Três artigos publicados na imprensa internacional dão o tom de como o pensador alemão voltou à cena mundial, mas com uma nova roupagem. Agora, o pai teórico do comunismo já não é mais tido como a fagulha do movimento revolucionário proletariado, mas, sim, como um pensador cujas idéias podem posicionar o capitalismo para longe do fanatismo dos pressupostos liberais, que nas últimas décadas tomaram conta de maneira hegemônica do discurso global.

No diário The Independent, Mark Steel fala dessa mudança de abordagem. Para ele, Karl Marx está definitivamente na boca do povo, sendo que a maior parte dos jornais possuem artigos publicados sobre ele em suas seções de negócios. Soma-se a isso o fato de que as vendas da bíblia comunista, "O Capital", "atingiram um pico histórico". E isso não se deve somente à raiva do cidadão comum aos "gurus" da economia liberal, que levaram meio mundo a uma crise sem precedentes. Deve-se também, segundo afirma, às análises de Marx sobre o capitalismo, principalmente a sua proposição de que tal modo de produção vive crises cíclicas.

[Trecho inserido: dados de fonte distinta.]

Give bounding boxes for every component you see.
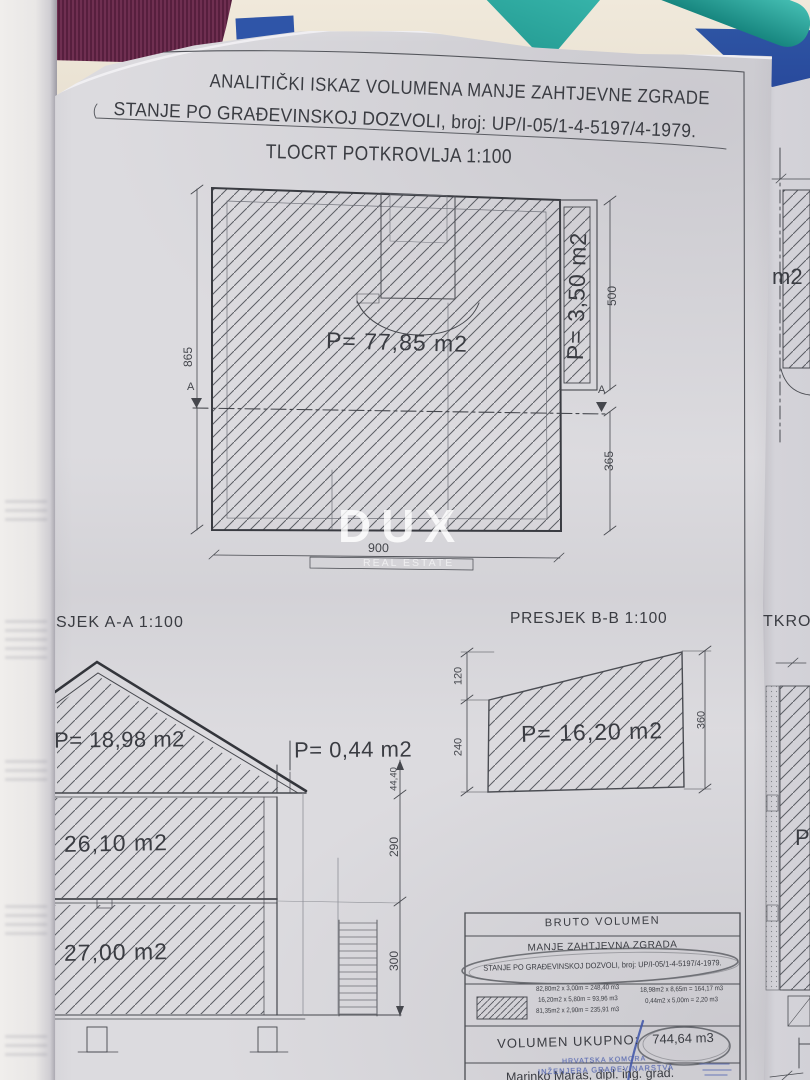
section-marker-a-right: A <box>598 385 605 396</box>
photo-of-architectural-document: ANALITIČKI ISKAZ VOLUMENA MANJE ZAHTJEVN… <box>0 0 810 1080</box>
upper-floor-area-label: 26,10 m2 <box>64 831 168 856</box>
dim-290: 290 <box>388 837 400 857</box>
lower-floor-area-label: 27,00 m2 <box>64 940 168 965</box>
plan-title: TLOCRT POTKROVLJA 1:100 <box>266 142 513 167</box>
section-aa-drawing <box>55 662 406 1052</box>
watermark-real-estate: REAL ESTATE <box>363 558 454 569</box>
dim-300: 300 <box>388 951 400 971</box>
roof-area-label: P= 18,98 m2 <box>54 728 185 751</box>
adjacent-p-label: P= <box>795 827 810 849</box>
adjacent-m2-label: m2 <box>772 266 803 288</box>
plan-area-label: P= 77,85 m2 <box>326 329 469 356</box>
plan-side-area-label: P= 3,50 m2 <box>564 232 590 361</box>
dim-120: 120 <box>454 667 465 685</box>
section-aa-title: SJEK A-A 1:100 <box>56 615 184 631</box>
total-label: VOLUMEN UKUPNO: <box>497 1033 639 1050</box>
dim-360: 360 <box>697 711 708 729</box>
adjacent-title-partial: TKROV <box>763 614 810 630</box>
dim-365: 365 <box>603 451 615 471</box>
watermark-dux: DUX <box>338 503 465 549</box>
dim-240: 240 <box>454 738 465 756</box>
dim-500: 500 <box>606 286 618 306</box>
total-value: 744,64 m3 <box>652 1031 714 1046</box>
eave-area-label: P= 0,44 m2 <box>294 738 412 761</box>
bb-area-label: P= 16,20 m2 <box>521 719 664 746</box>
dim-865: 865 <box>182 347 194 367</box>
section-bb-title: PRESJEK B-B 1:100 <box>510 611 667 627</box>
dim-44-40: 44,40 <box>389 767 399 791</box>
section-marker-a-left: A <box>187 382 194 393</box>
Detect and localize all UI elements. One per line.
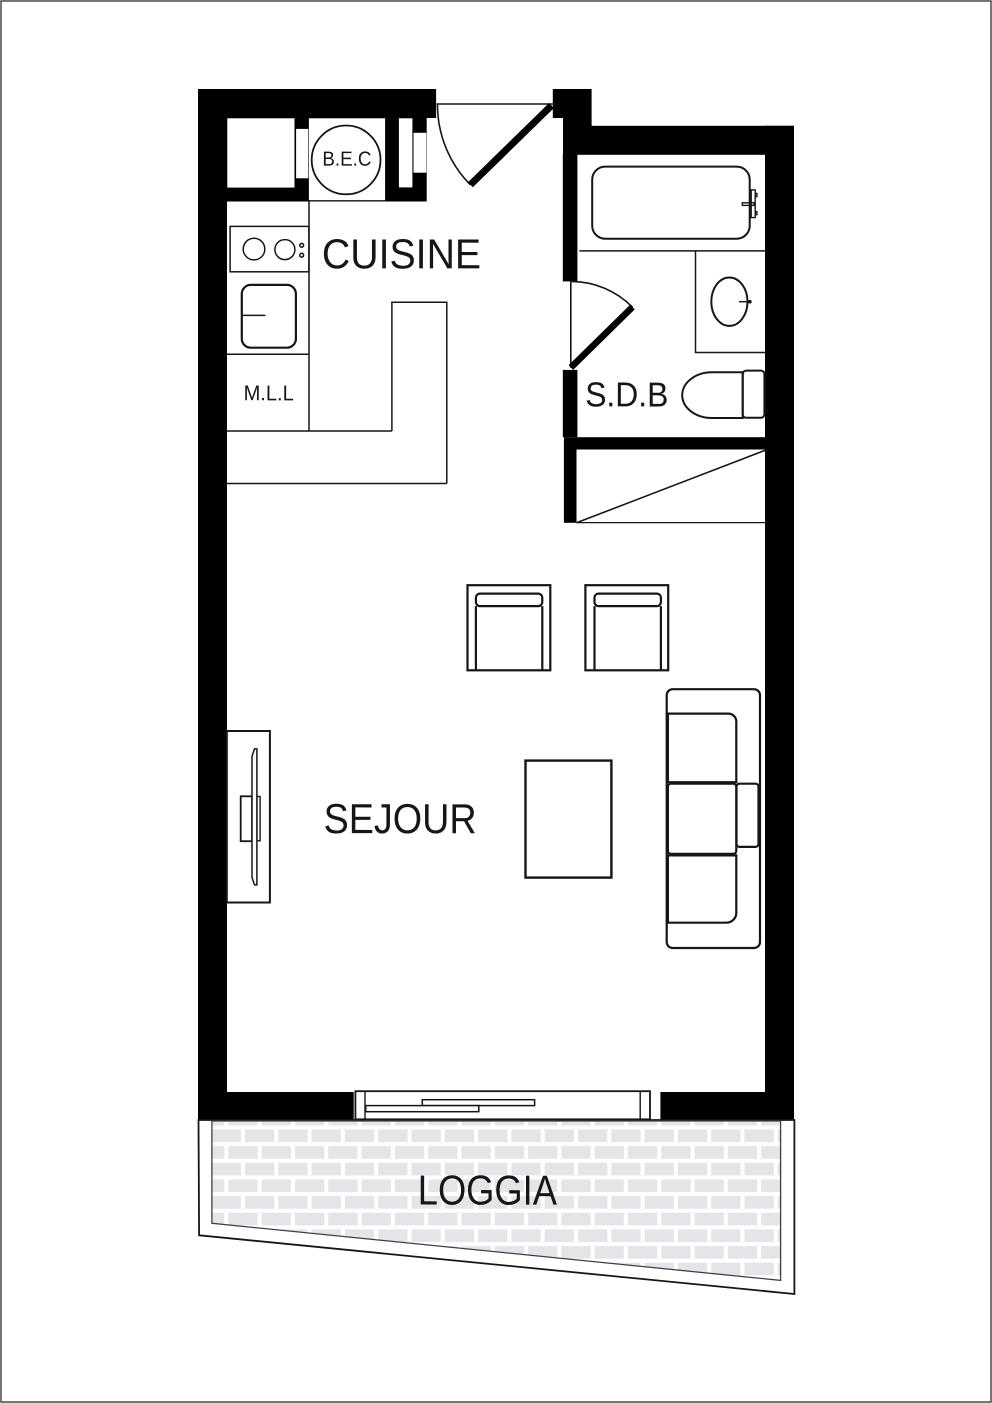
svg-text:SEJOUR: SEJOUR	[324, 795, 477, 842]
svg-text:S.D.B: S.D.B	[585, 376, 668, 414]
svg-text:LOGGIA: LOGGIA	[418, 1167, 557, 1214]
svg-text:B.E.C: B.E.C	[322, 149, 371, 171]
svg-text:M.L.L: M.L.L	[244, 381, 294, 405]
svg-text:CUISINE: CUISINE	[322, 230, 481, 277]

Na mesma linha de ressurgimento, o tradicional periódico inglês, o "The Times", nos pergunta: "Será que Marx realmente acertou na mosca?". Em seu artigo, Philip Collins nos conta sobre diversas evidências que levam todos a afirmar e reafirmar a ressurreição de Marx, tais como os 40.000 peregrinos que ano passado se encaminharam à pequena cidade de Trier, cidade onde o pensador alemão nasceu, em 1818, e as edições de "O Capital" que "voam" das prateleiras nas livrarias, "como nunca antes na história, apesar de não ser um livro de fácil leitura". Mas o artigo, com tendência conservadora, pontua também o quanto ainda estamos longe do que o autor de "O Manifesto Comunista" imaginou para o fim do capitalismo. Apesar da crise, aponta Collins, o capitalismo está longe de acabar. O artigo traz também opiniões distintas de pensadores de esquerda, como Martin Jacques, Eric Hobsbawn, Frank Furedi, entre outros.

Mas quem adiantou mesmo o ressurgimento de Karl Marx foi a revista The New Yorker que, em 1997, já o apontava com um "novo pensador". A reportagem trazia uma curiosa confidência de um analista de mercado que dizia "quanto mais tempo passo em Wall Street, mais me convenço que Marx estava certo". Não satisfeito, ele ainda acrescentava, para assombro do repórter: "Há um prêmio Nobel esperando para o economista que ressuscitar Marx e colocá-lo num modelo coerente com o nosso tempo", mostrando-se realmente convencido de que a análise do pensador alemão era a melhor maneira de olhar para o capitalismo.